Die fünfte der sechs weitreichenden Geisteshaltungen (Vollkommenheiten) ist Konzentration bzw. geistige Stabilität. Damit sind wir in der Lage, vollkommen konzentriert mit einem positiven Gefühl und tiefem Verständnis bei einer Sache zu bleiben, solange wir möchten. Unser Geist ist dann völlig frei von den gegensätzlichen Einschränkungen durch Abschweifen, geistige Flatterhaftigkeit aufgrund störender Emotionen oder geistiger Trägheit. Mit einem scharfsinnigem Geist werden unsere Energien konzentriert und gebändigt und stürmen nicht mehr wild in uns herum. Wir beginnen, sowohl physisch als auch geistig ein erhebendes, glückseliges – aber gleichzeitig friedvolles – Gefühl zu erleben. Wir erfahren eine außergewöhnliche geistige Klarheit, die sich einstellt, wenn der Geist frei ist von jeglichen ablenkenden Gedanken und nicht zur Sache gehörenden Emotionen. Ohne an diesem reinen, klaren und glückseligen Zustand zu hängen, können wir ihn dafür einsetzen, jegliche positive Absicht zu erfüllen, die wir möchten.

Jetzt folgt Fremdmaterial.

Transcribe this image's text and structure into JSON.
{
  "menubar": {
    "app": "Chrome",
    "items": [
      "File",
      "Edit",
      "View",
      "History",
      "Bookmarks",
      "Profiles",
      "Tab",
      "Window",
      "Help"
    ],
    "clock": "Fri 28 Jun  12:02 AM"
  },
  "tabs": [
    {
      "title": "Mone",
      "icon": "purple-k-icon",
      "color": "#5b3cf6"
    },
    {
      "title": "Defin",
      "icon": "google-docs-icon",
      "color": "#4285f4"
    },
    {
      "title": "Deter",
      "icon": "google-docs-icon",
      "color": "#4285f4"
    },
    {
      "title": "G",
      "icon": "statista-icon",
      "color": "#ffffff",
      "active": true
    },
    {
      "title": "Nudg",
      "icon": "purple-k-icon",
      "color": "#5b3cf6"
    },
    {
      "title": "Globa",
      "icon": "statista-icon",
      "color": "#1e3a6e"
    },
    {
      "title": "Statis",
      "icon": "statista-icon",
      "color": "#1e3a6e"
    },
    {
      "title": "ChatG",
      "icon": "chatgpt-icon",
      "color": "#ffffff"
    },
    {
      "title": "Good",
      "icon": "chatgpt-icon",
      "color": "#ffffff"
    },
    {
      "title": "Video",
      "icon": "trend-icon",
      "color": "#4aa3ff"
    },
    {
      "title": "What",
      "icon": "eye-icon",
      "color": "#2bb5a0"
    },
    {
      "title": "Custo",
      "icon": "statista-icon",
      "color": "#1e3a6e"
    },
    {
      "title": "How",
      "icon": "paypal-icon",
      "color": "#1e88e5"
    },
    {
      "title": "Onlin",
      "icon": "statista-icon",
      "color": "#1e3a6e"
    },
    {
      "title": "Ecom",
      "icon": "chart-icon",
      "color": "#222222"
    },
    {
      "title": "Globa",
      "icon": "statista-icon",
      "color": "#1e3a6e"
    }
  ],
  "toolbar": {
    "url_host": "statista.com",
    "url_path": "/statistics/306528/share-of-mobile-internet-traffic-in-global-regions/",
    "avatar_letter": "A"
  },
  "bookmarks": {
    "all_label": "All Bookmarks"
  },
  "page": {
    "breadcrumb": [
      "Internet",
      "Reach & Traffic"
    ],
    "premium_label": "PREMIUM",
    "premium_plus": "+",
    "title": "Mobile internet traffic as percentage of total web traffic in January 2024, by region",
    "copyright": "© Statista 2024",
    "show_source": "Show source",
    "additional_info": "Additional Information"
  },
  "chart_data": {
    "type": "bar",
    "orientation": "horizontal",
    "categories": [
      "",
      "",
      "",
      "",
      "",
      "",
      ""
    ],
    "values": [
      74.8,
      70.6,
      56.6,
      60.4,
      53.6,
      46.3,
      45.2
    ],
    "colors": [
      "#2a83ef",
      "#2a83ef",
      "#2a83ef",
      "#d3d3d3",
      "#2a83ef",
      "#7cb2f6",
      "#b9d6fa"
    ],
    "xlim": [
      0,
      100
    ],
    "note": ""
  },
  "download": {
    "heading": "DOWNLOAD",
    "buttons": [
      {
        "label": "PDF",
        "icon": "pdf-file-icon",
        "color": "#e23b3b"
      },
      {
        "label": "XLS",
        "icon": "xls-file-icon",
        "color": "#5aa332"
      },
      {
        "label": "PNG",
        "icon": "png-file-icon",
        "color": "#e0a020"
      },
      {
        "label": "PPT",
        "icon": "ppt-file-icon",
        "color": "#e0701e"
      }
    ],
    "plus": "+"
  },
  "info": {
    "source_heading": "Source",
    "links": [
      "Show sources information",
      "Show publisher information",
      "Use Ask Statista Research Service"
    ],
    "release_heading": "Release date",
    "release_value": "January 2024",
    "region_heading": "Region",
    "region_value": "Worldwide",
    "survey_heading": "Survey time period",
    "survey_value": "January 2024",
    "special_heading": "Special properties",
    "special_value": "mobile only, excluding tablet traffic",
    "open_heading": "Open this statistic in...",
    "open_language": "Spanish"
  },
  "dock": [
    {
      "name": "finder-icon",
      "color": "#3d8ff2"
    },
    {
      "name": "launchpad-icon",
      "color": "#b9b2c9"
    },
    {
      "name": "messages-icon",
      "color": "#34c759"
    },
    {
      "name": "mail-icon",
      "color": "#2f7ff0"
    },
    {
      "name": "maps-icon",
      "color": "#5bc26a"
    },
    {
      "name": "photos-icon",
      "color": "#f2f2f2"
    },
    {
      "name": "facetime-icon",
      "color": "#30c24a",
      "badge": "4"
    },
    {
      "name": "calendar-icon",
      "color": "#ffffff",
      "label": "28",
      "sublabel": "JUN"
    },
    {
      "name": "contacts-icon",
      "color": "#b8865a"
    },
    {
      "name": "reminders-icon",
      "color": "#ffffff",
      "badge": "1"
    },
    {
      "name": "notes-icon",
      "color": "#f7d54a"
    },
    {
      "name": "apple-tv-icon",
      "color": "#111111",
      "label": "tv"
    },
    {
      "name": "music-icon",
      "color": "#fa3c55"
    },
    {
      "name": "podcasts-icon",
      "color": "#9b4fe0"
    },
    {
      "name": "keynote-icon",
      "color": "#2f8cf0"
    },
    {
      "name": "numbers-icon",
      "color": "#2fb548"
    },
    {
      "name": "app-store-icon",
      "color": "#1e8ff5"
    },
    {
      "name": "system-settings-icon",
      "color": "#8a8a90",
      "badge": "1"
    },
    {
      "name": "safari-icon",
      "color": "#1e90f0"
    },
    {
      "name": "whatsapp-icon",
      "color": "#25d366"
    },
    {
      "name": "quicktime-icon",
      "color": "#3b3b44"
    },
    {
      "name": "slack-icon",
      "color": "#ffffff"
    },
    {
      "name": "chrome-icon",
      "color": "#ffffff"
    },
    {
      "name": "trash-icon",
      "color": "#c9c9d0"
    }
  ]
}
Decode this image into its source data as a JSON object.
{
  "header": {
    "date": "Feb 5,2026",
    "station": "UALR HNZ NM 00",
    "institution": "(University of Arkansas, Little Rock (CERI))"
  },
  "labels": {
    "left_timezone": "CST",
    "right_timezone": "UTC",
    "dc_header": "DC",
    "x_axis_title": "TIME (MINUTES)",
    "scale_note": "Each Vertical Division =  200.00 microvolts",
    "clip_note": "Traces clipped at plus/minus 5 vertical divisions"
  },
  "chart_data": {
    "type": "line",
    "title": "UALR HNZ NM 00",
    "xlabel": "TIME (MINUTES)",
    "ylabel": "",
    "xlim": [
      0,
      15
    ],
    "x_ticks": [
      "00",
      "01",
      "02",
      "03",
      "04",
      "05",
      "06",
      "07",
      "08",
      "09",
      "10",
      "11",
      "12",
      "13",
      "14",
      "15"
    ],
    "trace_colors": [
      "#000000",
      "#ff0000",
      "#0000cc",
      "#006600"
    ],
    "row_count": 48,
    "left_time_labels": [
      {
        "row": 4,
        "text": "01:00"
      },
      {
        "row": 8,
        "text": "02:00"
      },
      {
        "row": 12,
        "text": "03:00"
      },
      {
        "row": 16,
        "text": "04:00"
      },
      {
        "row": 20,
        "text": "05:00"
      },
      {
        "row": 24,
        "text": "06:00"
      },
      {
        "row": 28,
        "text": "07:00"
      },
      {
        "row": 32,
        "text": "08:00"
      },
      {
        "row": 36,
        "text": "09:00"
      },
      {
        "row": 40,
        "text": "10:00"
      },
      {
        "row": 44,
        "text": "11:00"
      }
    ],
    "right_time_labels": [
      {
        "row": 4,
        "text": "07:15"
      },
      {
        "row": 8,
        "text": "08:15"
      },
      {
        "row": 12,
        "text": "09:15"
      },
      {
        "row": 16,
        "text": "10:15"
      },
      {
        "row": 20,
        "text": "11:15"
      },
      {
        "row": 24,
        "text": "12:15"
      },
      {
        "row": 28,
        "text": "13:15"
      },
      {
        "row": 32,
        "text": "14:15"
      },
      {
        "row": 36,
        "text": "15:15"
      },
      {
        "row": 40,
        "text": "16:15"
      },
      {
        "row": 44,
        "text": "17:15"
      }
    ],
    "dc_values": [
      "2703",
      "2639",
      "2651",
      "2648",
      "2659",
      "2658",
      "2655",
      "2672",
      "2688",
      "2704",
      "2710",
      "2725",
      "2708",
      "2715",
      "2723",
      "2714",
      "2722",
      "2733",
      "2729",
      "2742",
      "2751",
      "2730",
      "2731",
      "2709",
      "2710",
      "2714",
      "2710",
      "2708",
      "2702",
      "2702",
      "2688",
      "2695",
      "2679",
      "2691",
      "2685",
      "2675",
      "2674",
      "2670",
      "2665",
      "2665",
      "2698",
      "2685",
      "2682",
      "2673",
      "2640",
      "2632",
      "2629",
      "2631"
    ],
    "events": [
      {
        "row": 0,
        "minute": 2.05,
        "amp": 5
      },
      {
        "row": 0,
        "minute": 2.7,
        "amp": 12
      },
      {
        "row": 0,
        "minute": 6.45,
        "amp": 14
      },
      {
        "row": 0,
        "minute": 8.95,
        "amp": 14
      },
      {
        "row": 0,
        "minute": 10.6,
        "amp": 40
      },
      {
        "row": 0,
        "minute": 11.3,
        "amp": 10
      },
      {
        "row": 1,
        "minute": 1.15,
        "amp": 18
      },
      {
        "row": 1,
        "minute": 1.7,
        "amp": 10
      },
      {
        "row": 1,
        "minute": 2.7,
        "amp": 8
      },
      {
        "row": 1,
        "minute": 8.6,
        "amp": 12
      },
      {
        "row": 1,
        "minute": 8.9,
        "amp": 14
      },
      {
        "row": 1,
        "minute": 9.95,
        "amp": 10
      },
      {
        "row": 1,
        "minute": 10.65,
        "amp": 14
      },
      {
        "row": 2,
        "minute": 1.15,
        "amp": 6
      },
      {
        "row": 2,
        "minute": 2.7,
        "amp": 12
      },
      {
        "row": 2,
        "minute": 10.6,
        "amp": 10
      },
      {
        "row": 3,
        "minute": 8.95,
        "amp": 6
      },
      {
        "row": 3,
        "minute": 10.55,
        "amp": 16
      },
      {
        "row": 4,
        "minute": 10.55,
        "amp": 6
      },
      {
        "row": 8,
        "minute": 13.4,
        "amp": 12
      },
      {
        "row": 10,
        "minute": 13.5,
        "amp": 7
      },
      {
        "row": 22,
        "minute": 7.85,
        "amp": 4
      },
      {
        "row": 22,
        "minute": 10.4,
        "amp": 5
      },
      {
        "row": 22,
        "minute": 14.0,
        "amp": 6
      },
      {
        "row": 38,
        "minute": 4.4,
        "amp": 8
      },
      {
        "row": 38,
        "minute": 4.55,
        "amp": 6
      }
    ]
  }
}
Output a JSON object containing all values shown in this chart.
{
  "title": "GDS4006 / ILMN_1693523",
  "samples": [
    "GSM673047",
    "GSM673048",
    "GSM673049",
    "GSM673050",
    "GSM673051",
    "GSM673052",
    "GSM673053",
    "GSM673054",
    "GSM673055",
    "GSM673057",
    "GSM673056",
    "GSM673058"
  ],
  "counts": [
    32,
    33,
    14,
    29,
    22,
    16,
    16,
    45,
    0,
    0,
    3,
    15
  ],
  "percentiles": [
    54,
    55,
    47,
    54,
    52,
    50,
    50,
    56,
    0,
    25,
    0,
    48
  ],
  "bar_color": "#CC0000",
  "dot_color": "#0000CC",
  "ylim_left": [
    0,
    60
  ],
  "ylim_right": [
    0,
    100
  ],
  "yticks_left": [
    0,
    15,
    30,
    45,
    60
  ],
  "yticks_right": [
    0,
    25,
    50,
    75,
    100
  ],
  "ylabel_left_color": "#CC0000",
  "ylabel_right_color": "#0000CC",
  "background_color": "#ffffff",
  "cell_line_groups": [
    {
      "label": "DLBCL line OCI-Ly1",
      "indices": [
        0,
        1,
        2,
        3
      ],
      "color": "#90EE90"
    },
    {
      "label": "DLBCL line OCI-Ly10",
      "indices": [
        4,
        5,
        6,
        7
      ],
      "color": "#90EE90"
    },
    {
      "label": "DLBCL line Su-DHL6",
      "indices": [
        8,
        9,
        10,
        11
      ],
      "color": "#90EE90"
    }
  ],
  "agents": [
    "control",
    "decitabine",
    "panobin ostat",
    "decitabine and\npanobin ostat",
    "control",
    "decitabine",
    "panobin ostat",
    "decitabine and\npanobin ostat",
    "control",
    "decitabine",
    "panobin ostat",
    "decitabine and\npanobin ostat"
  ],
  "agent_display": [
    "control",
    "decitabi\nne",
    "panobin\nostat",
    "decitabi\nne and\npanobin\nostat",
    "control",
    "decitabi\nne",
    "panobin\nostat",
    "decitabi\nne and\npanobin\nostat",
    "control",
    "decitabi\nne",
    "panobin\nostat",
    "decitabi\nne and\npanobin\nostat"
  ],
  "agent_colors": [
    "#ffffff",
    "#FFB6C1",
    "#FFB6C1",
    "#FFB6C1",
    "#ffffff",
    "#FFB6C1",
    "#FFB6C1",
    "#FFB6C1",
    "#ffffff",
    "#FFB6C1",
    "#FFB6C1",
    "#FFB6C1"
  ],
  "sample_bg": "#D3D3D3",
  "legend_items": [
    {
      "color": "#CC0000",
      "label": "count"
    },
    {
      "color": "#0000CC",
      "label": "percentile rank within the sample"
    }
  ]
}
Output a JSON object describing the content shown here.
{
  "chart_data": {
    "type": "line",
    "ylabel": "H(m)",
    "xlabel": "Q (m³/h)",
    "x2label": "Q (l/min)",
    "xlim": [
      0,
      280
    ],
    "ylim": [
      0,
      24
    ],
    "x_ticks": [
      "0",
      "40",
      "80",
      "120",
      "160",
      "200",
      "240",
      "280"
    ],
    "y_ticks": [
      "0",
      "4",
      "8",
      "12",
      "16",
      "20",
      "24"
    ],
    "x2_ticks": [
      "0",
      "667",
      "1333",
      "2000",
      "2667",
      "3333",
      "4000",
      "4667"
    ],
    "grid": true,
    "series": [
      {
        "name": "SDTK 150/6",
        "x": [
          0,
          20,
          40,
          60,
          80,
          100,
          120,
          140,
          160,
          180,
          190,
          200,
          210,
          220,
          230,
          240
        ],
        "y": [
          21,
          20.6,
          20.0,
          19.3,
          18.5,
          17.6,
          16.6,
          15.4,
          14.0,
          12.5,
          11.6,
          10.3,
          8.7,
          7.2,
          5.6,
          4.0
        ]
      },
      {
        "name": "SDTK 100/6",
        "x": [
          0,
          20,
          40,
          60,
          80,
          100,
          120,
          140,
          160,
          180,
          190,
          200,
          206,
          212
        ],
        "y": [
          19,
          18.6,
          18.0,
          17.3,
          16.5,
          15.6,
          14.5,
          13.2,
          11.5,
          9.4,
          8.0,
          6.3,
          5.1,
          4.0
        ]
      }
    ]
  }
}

Es gibt mehrere Möglichkeiten, die weitreichende geistige Stabilität zu unterteilen – nach ihrer Natur, nach ihrer Art und nach ihrer Funktion.

Unterteilung nach der Natur der Konzentration

Eine Möglichkeit die verschiedenen Zustände weitreichender geistiger Stabilität zu unterteilen, ist entsprechend des Ausmaßes der Errungenschaft, welche die betreffende Person erreicht hat. Somit können wir voneinander unterscheiden: die Vollkommenheit der Konzentration

  • eines gewöhnlichen Menschen – dabei handelt es sich um jemanden, der noch nicht die Wahrnehmung der Leerheit erlangt hat, die frei von begrifflichen Vorstellungen ist
  • einer Person, die über das Gewöhnliche hinausgeht – d.h. eines weit verwirklichten Wesens (eines „Aryas“) mit nicht-begrifflicher Wahrnehmung der Leerheit.

Diejenigen, die bereits nicht-begriffliche Wahrnehmung der Leerheiterlebt haben, und sei es auch nur ein bisschen, haben ihren Geist von einer gewissen Ebene störender Einstellungen befreit. Sie laufen also weniger Gefahr, weitreichende Konzentration aufgrund emotionaler Störungen nicht im Alltag anwenden zu können.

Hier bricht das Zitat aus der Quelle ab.